Le transport routier de voyageurs
Avec 65 autocars dont 40 réservés au transport scolaire, cette entreprise autocariste normande est une grosse consommatrice de gazole. « 40 000 litres par mois. Et nous payons comme n’importe quel automobiliste » soit 1,45 € le litre actuellement (…) La forte poussée du prix des carburants affecte notre trésorerie. Car il faut considérer que nous sommes liés par des contrats départementaux avec le conseil départemental tant pour les transports scolaires que pour les lignes régulières, dans le cadre d’une délégation de service public. Ces contrats font l’objet de formule de révision de prix. La dernière a été faite en mai mais n’aura son incidence qu’en septembre. »

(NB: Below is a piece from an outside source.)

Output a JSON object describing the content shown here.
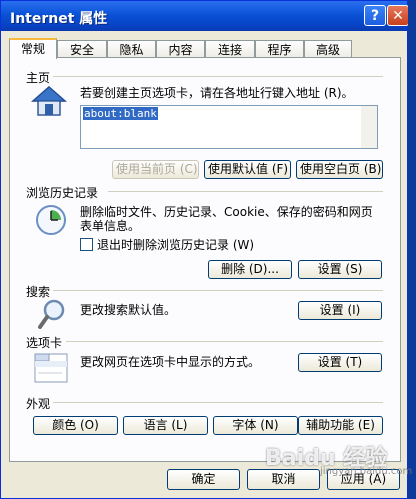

Les répercussions financières ne sont pas minces lorsqu’on sait qu’une ligne régulière se traduit par 70 000 à 100 000 kilomètres parcourus chaque année…
Le transport routier de marchandises
Dans le transport de marchandises (TRM), il faut d’abord penser aux tout petits transporteurs, ces patrons chauffeurs qui travaillent dur avec deux ou trois salariés. Ce sont eux qui souffrent en premier de cette flambée. Quant à la situation des entreprises plus importantes, ces dernières font face. Une partie de la hausse est absorbée et l’autre partie est reportée sur la facture du client.
On le sait, dans le TRM les variations de charges de carburant doivent obligatoirement être répercutées, à la hausse comme à la baisse, selon l’évolution du prix du carburant et mentionnées en « pied de facture ». En rigueur de termes et malgré les dispositions des articles L 3222-1 et L 3222-2 du code des transports sur la répercussion des charges de carburant, nombre d’entreprises du TRM n’appliquent pas ce dispositif… Dispositif qui permet que le prix du transport initialement convenu soit révisé de plein droit pour prendre en compte la variation du coût du carburant entre la date du contrat et la date de réalisation du transport.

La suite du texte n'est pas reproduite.